You all have heard of well known dance formats like Bharata Natyam, Mohiniaattam, Kathak, Kuchipudi, Kathakali and many more. But in those art formats, each person is associated with usually one of the task among singing, dancing and playing musical instruments. Of course, all these formats are Indian classical dances. There is more in our culturally rich country apart from the mentioned ones. Have you ever witnessed a folk art where in every artist in the group sing, dance and play music all at one go? If not, read through this to know more! Let me introduce to you all an unique form of folk art that still exists in Andhra Pradesh called ‘Chekkala Bhajana’.
‘Chekka’ means a wooden piece in Telugu language, similarly ‘Chekkalu’ is the plural of ‘Chekka’ meaning wooden pieces. In the context of this folk dance, it is a pair of wooden pieces specially crafted with the help of carpenters to be used as the main percussion instrument. These wooden pieces are usually about one feet long and about 3 inch wide to the ends of which two round brass or iron pieces are fixed. Bells are placed in the center by making holes. They are held against each other in between the palm, yes just one hand here! The jingling music produced when the palm is opened and closed. According to the rhythm of this instrument, the dancers will dance and sing in unison.
Chekkala Bhajana group will usually have 16 or 20 people while performing the art. The artists are dressed in simple most of the times, yet colorful costumes consisting of a dhoti, waist cloth, colored hankie around the neck, garland and flower bracelets on the hands. Apart from that the recognizable stuff they wear include ankle bells.
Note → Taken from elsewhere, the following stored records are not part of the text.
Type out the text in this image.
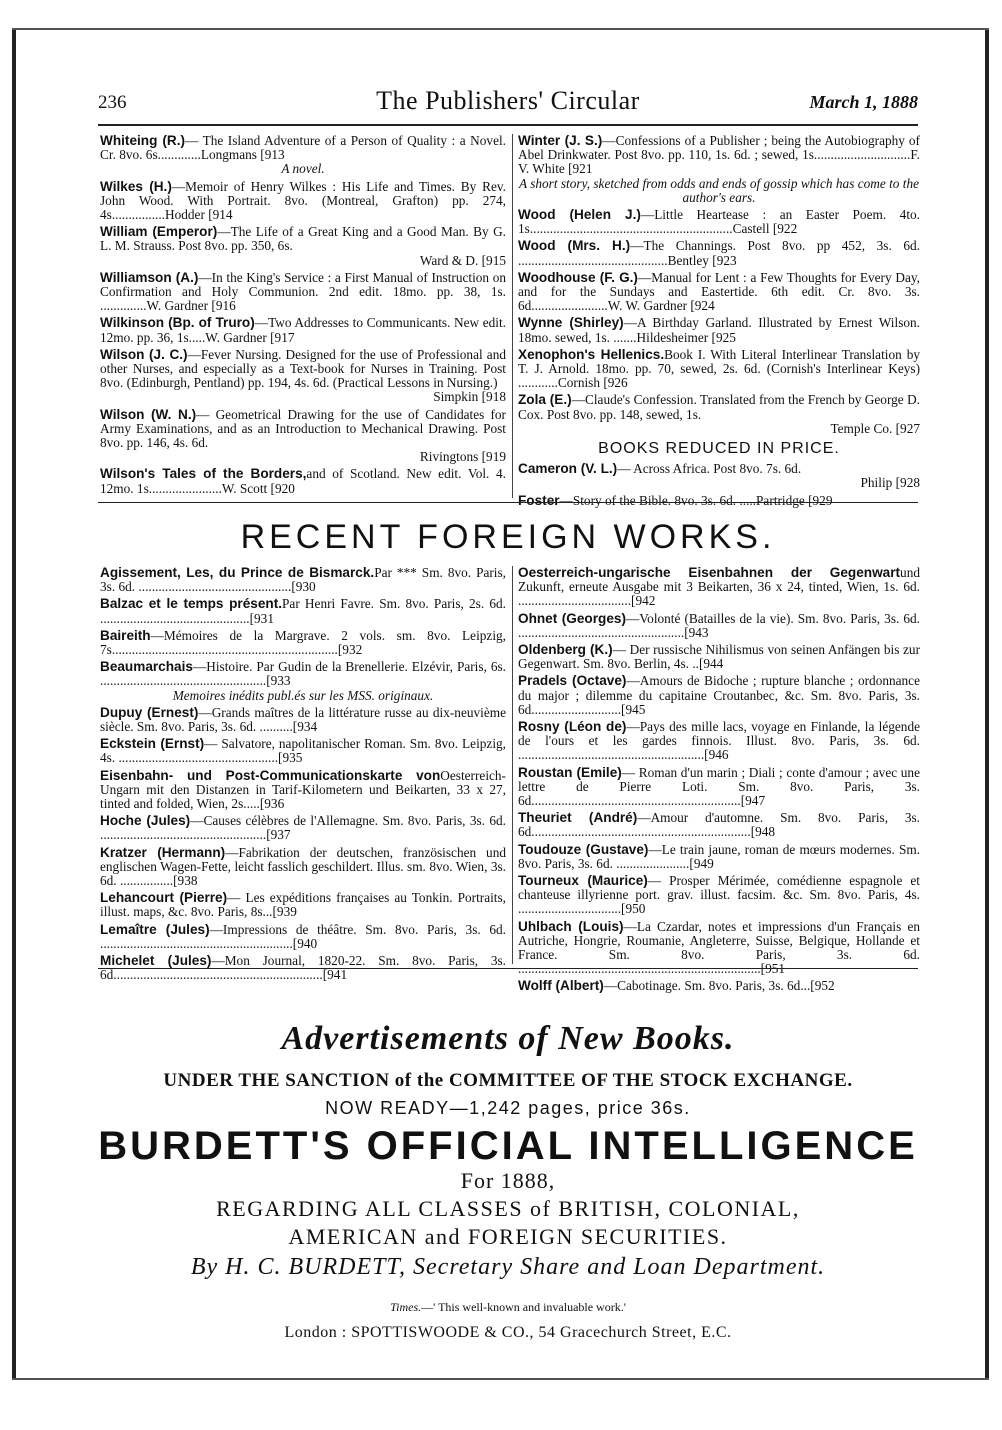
236	The Publishers' Circular	March 1, 1888
Whiteing (R.)— The Island Adventure of a Person of Quality : a Novel. Cr. 8vo. 6s.............Longmans [913
A novel.
Wilkes (H.)—Memoir of Henry Wilkes : His Life and Times. By Rev. John Wood. With Portrait. 8vo. (Montreal, Grafton) pp. 274, 4s................Hodder [914
William (Emperor)—The Life of a Great King and a Good Man. By G. L. M. Strauss. Post 8vo. pp. 350, 6s.
Ward & D. [915
Williamson (A.)—In the King's Service : a First Manual of Instruction on Confirmation and Holy Communion. 2nd edit. 18mo. pp. 38, 1s. ..............W. Gardner [916
Wilkinson (Bp. of Truro)—Two Addresses to Communicants. New edit. 12mo. pp. 36, 1s.....W. Gardner [917
Wilson (J. C.)—Fever Nursing. Designed for the use of Professional and other Nurses, and especially as a Text-book for Nurses in Training. Post 8vo. (Edinburgh, Pentland) pp. 194, 4s. 6d. (Practical Lessons in Nursing.)
Simpkin [918
Wilson (W. N.)— Geometrical Drawing for the use of Candidates for Army Examinations, and as an Introduction to Mechanical Drawing. Post 8vo. pp. 146, 4s. 6d.
Rivingtons [919
Wilson's Tales of the Borders,and of Scotland. New edit. Vol. 4. 12mo. 1s......................W. Scott [920
Winter (J. S.)—Confessions of a Publisher ; being the Autobiography of Abel Drinkwater. Post 8vo. pp. 110, 1s. 6d. ; sewed, 1s.............................F. V. White [921
A short story, sketched from odds and ends of gossip which has come to the author's ears.
Wood (Helen J.)—Little Heartease : an Easter Poem. 4to. 1s.............................................................Castell [922
Wood (Mrs. H.)—The Channings. Post 8vo. pp 452, 3s. 6d. .............................................Bentley [923
Woodhouse (F. G.)—Manual for Lent : a Few Thoughts for Every Day, and for the Sundays and Eastertide. 6th edit. Cr. 8vo. 3s. 6d.......................W. W. Gardner [924
Wynne (Shirley)—A Birthday Garland. Illustrated by Ernest Wilson. 18mo. sewed, 1s. .......Hildesheimer [925
Xenophon's Hellenics.Book I. With Literal Interlinear Translation by T. J. Arnold. 18mo. pp. 70, sewed, 2s. 6d. (Cornish's Interlinear Keys) ............Cornish [926
Zola (E.)—Claude's Confession. Translated from the French by George D. Cox. Post 8vo. pp. 148, sewed, 1s.
Temple Co. [927
BOOKS REDUCED IN PRICE.
Cameron (V. L.)— Across Africa. Post 8vo. 7s. 6d.
Philip [928
Foster—Story of the Bible. 8vo. 3s. 6d. .....Partridge [929
RECENT FOREIGN WORKS.
Agissement, Les, du Prince de Bismarck.Par *** Sm. 8vo. Paris, 3s. 6d. ..............................................[930
Balzac et le temps présent.Par Henri Favre. Sm. 8vo. Paris, 2s. 6d. .............................................[931
Baireith—Mémoires de la Margrave. 2 vols. sm. 8vo. Leipzig, 7s....................................................................[932
Beaumarchais—Histoire. Par Gudin de la Brenellerie. Elzévir, Paris, 6s. ..................................................[933
Memoires inédits publ.és sur les MSS. originaux.
Dupuy (Ernest)—Grands maîtres de la littérature russe au dix-neuvième siècle. Sm. 8vo. Paris, 3s. 6d. ..........[934
Eckstein (Ernst)— Salvatore, napolitanischer Roman. Sm. 8vo. Leipzig, 4s. ................................................[935
Eisenbahn- und Post-Communicationskarte vonOesterreich-Ungarn mit den Distanzen in Tarif-Kilometern und Beikarten, 33 x 27, tinted and folded, Wien, 2s.....[936
Hoche (Jules)—Causes célèbres de l'Allemagne. Sm. 8vo. Paris, 3s. 6d. ..................................................[937
Kratzer (Hermann)—Fabrikation der deutschen, französischen und englischen Wagen-Fette, leicht fasslich geschildert. Illus. sm. 8vo. Wien, 3s. 6d. ................[938
Lehancourt (Pierre)— Les expéditions françaises au Tonkin. Portraits, illust. maps, &c. 8vo. Paris, 8s...[939
Lemaître (Jules)—Impressions de théâtre. Sm. 8vo. Paris, 3s. 6d. ..........................................................[940
Michelet (Jules)—Mon Journal, 1820-22. Sm. 8vo. Paris, 3s. 6d...............................................................[941
Oesterreich-ungarische Eisenbahnen der Gegenwartund Zukunft, erneute Ausgabe mit 3 Beikarten, 36 x 24, tinted, Wien, 1s. 6d. ..................................[942
Ohnet (Georges)—Volonté (Batailles de la vie). Sm. 8vo. Paris, 3s. 6d. ..................................................[943
Oldenberg (K.)— Der russische Nihilismus von seinen Anfängen bis zur Gegenwart. Sm. 8vo. Berlin, 4s. ..[944
Pradels (Octave)—Amours de Bidoche ; rupture blanche ; ordonnance du major ; dilemme du capitaine Croutanbec, &c. Sm. 8vo. Paris, 3s. 6d...........................[945
Rosny (Léon de)—Pays des mille lacs, voyage en Finlande, la légende de l'ours et les gardes finnois. Illust. 8vo. Paris, 3s. 6d. ........................................................[946
Roustan (Emile)— Roman d'un marin ; Diali ; conte d'amour ; avec une lettre de Pierre Loti. Sm. 8vo. Paris, 3s. 6d...............................................................[947
Theuriet (André)—Amour d'automne. Sm. 8vo. Paris, 3s. 6d..................................................................[948
Toudouze (Gustave)—Le train jaune, roman de mœurs modernes. Sm. 8vo. Paris, 3s. 6d. ......................[949
Tourneux (Maurice)— Prosper Mérimée, comédienne espagnole et chanteuse illyrienne port. grav. illust. facsim. &c. Sm. 8vo. Paris, 4s. ...............................[950
Uhlbach (Louis)—La Czardar, notes et impressions d'un Français en Autriche, Hongrie, Roumanie, Angleterre, Suisse, Belgique, Hollande et France. Sm. 8vo. Paris, 3s. 6d. .........................................................................[951
Wolff (Albert)—Cabotinage. Sm. 8vo. Paris, 3s. 6d...[952
Advertisements of New Books.
UNDER THE SANCTION of the COMMITTEE OF THE STOCK EXCHANGE.
NOW READY—1,242 pages, price 36s.
BURDETT'S OFFICIAL INTELLIGENCE
For 1888,
REGARDING ALL CLASSES of BRITISH, COLONIAL,
AMERICAN and FOREIGN SECURITIES.
By H. C. BURDETT, Secretary Share and Loan Department.
Times.—' This well-known and invaluable work.'
London : SPOTTISWOODE & CO., 54 Gracechurch Street, E.C.
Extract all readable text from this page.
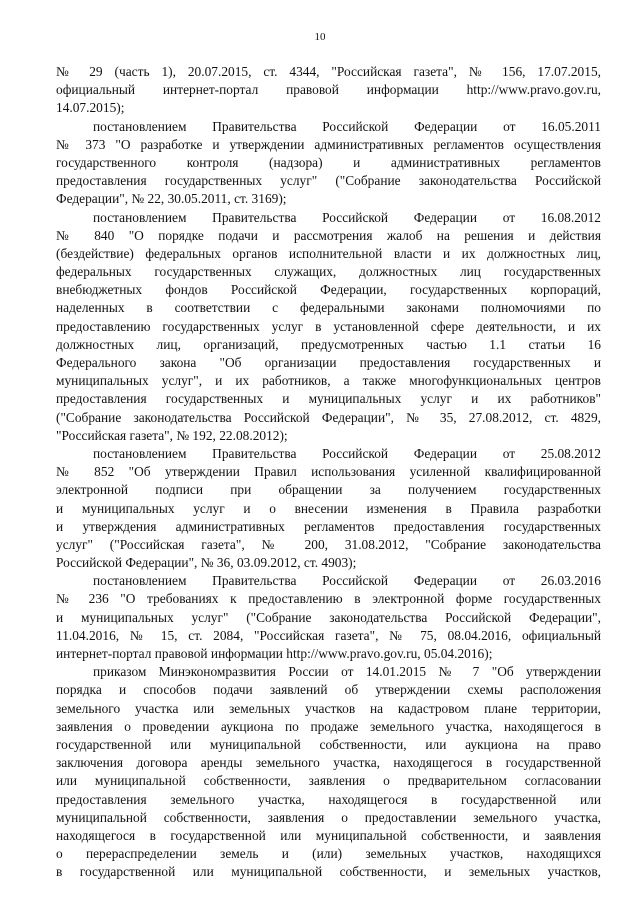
10
№ 29 (часть 1), 20.07.2015, ст. 4344, "Российская газета", № 156, 17.07.2015,
официальный интернет-портал правовой информации http://www.pravo.gov.ru,
14.07.2015);
постановлением Правительства Российской Федерации от 16.05.2011
№ 373 "О разработке и утверждении административных регламентов осуществления
государственного контроля (надзора) и административных регламентов
предоставления государственных услуг" ("Собрание законодательства Российской
Федерации", № 22, 30.05.2011, ст. 3169);
постановлением Правительства Российской Федерации от 16.08.2012
№ 840 "О порядке подачи и рассмотрения жалоб на решения и действия
(бездействие) федеральных органов исполнительной власти и их должностных лиц,
федеральных государственных служащих, должностных лиц государственных
внебюджетных фондов Российской Федерации, государственных корпораций,
наделенных в соответствии с федеральными законами полномочиями по
предоставлению государственных услуг в установленной сфере деятельности, и их
должностных лиц, организаций, предусмотренных частью 1.1 статьи 16
Федерального закона "Об организации предоставления государственных и
муниципальных услуг", и их работников, а также многофункциональных центров
предоставления государственных и муниципальных услуг и их работников"
("Собрание законодательства Российской Федерации", № 35, 27.08.2012, ст. 4829,
"Российская газета", № 192, 22.08.2012);
постановлением Правительства Российской Федерации от 25.08.2012
№ 852 "Об утверждении Правил использования усиленной квалифицированной
электронной подписи при обращении за получением государственных
и муниципальных услуг и о внесении изменения в Правила разработки
и утверждения административных регламентов предоставления государственных
услуг" ("Российская газета", № 200, 31.08.2012, "Собрание законодательства
Российской Федерации", № 36, 03.09.2012, ст. 4903);
постановлением Правительства Российской Федерации от 26.03.2016
№ 236 "О требованиях к предоставлению в электронной форме государственных
и муниципальных услуг" ("Собрание законодательства Российской Федерации",
11.04.2016, № 15, ст. 2084, "Российская газета", № 75, 08.04.2016, официальный
интернет-портал правовой информации http://www.pravo.gov.ru, 05.04.2016);
приказом Минэкономразвития России от 14.01.2015 № 7 "Об утверждении
порядка и способов подачи заявлений об утверждении схемы расположения
земельного участка или земельных участков на кадастровом плане территории,
заявления о проведении аукциона по продаже земельного участка, находящегося в
государственной или муниципальной собственности, или аукциона на право
заключения договора аренды земельного участка, находящегося в государственной
или муниципальной собственности, заявления о предварительном согласовании
предоставления земельного участка, находящегося в государственной или
муниципальной собственности, заявления о предоставлении земельного участка,
находящегося в государственной или муниципальной собственности, и заявления
о перераспределении земель и (или) земельных участков, находящихся
в государственной или муниципальной собственности, и земельных участков,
Each dancer carries his own ‘chekkalu’ with much pride and love! Before starting the play, all these artists pray by placing all their musical instruments in front of a God’s photo, perform pooja and wear the ankle bells and pick up their ‘Chekkalu’. Another important part of this pray is that each group member takes the blessing of their troupe ‘GURU’ (master) by touching his feet. It is nice to see, so much of respect for Teachers here!!!
Troupe members create a circular formation with master being in the center. The master starts with a Bhajan (Devotional Song) along with a music from his wooden pieces by striking them in a rhythm and the rest follow their master in chorus. See the short video that I shot at a Shiva Temple near my native place on a ‘Shiva Rathri’ night. Sorry for the bad light, I couldn’t capture it any better. This is just to give you a flavor of how the art being performed.
Expert artists would have a good understanding of about 100 different steps (variations in their foot and body movement) in this form of art. But most of the current existing troupes hardly know a dozen at the max. Master in the middle keeps singing while guiding and facilitating narration of episodes from Epics and Puranas. Rest of the group jump and dance according to the steps as the master directs. I was glad to have spent a good amount of time on Shiva Rathri night watching this folk art for about 3+ hours!
It is fun to watch them making all kind of humorous episodes in between to entertain the crowd. Apart from respecting the master, there is more to learn from these folks. The master usually delegates the center stage to a fellow troupe member there by encouraging the team members to bear the responsibility equally while mentoring them to become a Master one fine day! More than all, they don’t refer to any book or any such written chit to read out even though the program usually runs for hours together, everything comes natural through their devotion. Do you recall any such art which is not so well known in our culturally rich heritage?